Reading Time: 2 minutes

Alien #3

Alien #3 is published by Marvel Comics, written by Phillip K. Johnson, illustrated by Salvador Larroca, colored by Guru-eFX, and lettered by VC’s Clayton Cowles. A now-retired installation security chief, Gabriel Cruz, is haunted by black nightmares. Nightmares that come from witnessing unspeakable horrors. Cruz is a survivor, but he knows they’re searching for him.

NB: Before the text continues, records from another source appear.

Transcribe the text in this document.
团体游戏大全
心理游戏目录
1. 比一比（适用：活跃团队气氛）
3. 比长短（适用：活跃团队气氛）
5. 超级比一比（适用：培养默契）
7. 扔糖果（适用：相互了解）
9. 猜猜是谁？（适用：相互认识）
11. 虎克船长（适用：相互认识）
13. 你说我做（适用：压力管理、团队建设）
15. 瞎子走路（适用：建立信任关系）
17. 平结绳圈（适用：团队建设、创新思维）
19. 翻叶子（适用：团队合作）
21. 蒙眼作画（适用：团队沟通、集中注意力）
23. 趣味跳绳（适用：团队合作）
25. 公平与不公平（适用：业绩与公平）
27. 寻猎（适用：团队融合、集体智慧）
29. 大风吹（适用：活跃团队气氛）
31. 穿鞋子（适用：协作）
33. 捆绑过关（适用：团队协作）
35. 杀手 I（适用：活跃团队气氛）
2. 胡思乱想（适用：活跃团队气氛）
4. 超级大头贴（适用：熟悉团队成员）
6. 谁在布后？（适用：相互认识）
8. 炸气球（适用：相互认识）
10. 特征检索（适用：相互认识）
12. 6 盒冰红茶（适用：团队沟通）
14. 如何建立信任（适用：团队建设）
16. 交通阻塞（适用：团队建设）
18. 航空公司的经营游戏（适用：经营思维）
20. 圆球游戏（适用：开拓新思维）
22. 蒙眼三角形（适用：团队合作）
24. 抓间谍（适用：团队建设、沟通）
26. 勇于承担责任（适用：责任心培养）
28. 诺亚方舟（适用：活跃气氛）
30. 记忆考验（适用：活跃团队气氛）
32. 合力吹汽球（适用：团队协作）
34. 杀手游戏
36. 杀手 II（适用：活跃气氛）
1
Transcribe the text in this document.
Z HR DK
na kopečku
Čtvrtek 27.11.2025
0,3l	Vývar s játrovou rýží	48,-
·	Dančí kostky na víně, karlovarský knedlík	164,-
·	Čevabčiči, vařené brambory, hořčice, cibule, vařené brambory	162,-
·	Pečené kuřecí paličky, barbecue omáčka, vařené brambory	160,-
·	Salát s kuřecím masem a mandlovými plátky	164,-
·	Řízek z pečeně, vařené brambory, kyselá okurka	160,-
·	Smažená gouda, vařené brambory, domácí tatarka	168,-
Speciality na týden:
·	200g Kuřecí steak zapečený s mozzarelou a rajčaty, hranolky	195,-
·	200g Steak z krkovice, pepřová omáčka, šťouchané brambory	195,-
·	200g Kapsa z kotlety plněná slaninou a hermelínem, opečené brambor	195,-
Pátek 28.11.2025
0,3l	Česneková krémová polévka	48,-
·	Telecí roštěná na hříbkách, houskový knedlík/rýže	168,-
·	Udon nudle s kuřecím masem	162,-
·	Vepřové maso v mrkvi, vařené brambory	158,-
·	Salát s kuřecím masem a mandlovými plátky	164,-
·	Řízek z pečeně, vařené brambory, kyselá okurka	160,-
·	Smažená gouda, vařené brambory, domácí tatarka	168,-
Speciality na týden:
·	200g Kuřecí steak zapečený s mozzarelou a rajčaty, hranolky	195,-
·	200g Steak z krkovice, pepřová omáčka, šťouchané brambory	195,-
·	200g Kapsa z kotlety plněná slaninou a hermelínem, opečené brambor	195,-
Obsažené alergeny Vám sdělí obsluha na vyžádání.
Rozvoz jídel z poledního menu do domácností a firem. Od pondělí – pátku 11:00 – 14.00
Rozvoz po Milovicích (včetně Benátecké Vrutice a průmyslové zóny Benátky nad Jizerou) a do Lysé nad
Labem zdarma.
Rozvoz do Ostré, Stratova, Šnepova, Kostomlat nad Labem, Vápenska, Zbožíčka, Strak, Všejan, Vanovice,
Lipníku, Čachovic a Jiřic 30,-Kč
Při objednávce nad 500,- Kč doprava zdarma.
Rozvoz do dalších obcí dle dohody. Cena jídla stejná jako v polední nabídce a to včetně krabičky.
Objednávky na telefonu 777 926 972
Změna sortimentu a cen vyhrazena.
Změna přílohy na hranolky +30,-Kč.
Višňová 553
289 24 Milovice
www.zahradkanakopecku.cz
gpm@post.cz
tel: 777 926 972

Previously, it’s revealed that Gabe’s estranged son Danny has snuck aboard the Epsilon space station and accidentally released a violent alien species free to infect the crew. Gabe takes a small crew of mercenaries up with him to collect a live specimen for the corporation Weyland-Yutani. Unfortunately, things go terribly wrong when the rescue group is attacked by two face huggers and a fully formed Xenomorph.

Now in the current issue, Cruz is a man down and is desperately surveying the situation to complete his mission and save his son. The encounter brings up memories of the first time Gabe and a crew responded to a rescue call under attack from Xenomorphs, and the memories might just save his life.

Kennedy has done a great job in crafting a tense story full of intrigue. He also finds a way to layer in these fascinating subplots that create a desire to know more, a hook for you to want to come back. During one scene, there is a mention of another being that calls back to an earlier image first seen in the opening issue. Kennedy effectively has designed a giant carrot on the stick that any fan of this genre will be happy to sink their teeth into finally.

Sadly, where this issue is hitting bumps is in the visualization, both from an artistic level and with the colors. Both the art and the colors fundamentally suffer from the same problem: everything is just too clear and too visible.

This may seem like an odd criticism at first glance, but stick with me. The Alien franchise has been so successful in the horror genre because of those dark tones. So dark, in fact, I remember drawing closer to the TV to make out the details so that when the big jumps happened, I practically hit the ceiling. However, the colors pop, and the art brings the visuals clearly front and center to be focused on.

Lastly, piggybacking off of this, we see the Xenomorphs far too often, and again because they’re so clear, it just detracts from the terrifying mystique of these genetically engineered creatures.

The lettering from Cowles does a good job of balancing the placement of the dialogue so as not to detract from the artwork. The design of the onomatopoeia was well done and works clearly enough. Nothing spectacular, but functional.

Overall, the issue reads really well, and Kennedy does a great job of creating tension. Additionally, his larger plot has me extremely intrigued, and I want to know more. He knows how to develop a great hook. The art and the coloring, however, are slightly lacking that element of impactful horror. It’s fun, just a little too bright in its tone, which hinders the visuals.

Alien #3 is available now wherever comics are sold.

Alien #3
3.5

TL;DR

Overall, the issue reads really well, and Kennedy does a great job of creating tension. Additionally, his larger plot has me extremely intrigued, and I want to know more. He knows how to develop a great hook. The art and the coloring, however, are slightly lacking that element of impactful horror. It’s fun, just a little too bright in its tone, which hinders the visuals.